A South Korean man allegedly abducted by North Korea demanded yesterday that Japan return the remains of his deceased Japanese wife, who was also kidnapped by the communist regime, a news report said.
Kim Young-nam, who was believed snatched from a South Korean beach in the late 1970s, told visiting Japanese media in Pyongyang that Japan should return Megumi Yokota's remains to North Korea.
Fake?
Pyongyang sent what it claimed were Yokata's ashes to Tokyo in 2004, but Japanese tests found the DNA of other people among the remains.
"If [Japan] considers Megumi's remains fake, it should return them to me," Kim was quoted as saying by Kyodo News agency.
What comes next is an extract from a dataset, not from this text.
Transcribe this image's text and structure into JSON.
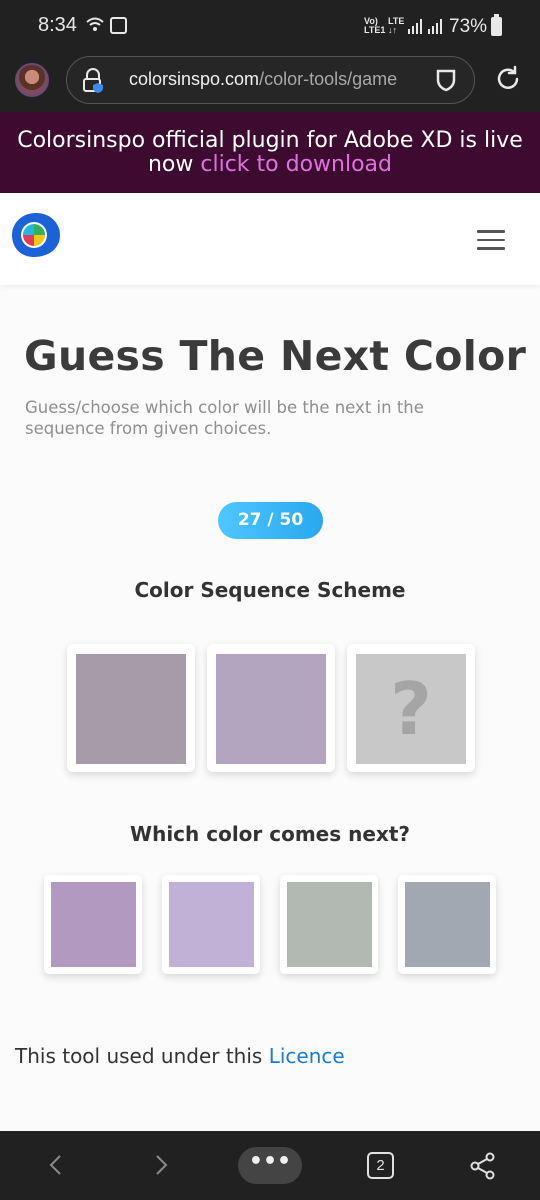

North Korea admitted in 2002 to abducting 13 Japanese citizens in the 1970s and 1980s to help train its spies in Japanese language and culture.
It allowed five of them to return home, but said the other eight -- including Yokota, who was kidnapped on her way home from school in 1977 when she was 13 -- were dead.
But many Japanese believe Yokota is still alive.
Kim said his former wife's remains may have been mixed with another person's during her cremation, Kyodo reported.
Kim's mother and sister met with him in North Korea last week -- their first reunion since 1978 when he disappeared from a South Korean beach at the age of 16.
Suicide
At a news conference during his family reunion, Kim said Yokata had suffered from schizophrenia and committed suicide at a hospital in April 1994.
He said Tokyo's claims over her ashes were an insult to him and his deceased wife.
North Korea has also accused Tokyo of fabricating the test results, saying it didn't believe Japan could collect accurate DNA data from the remains, which were burned at an extremely high temperature.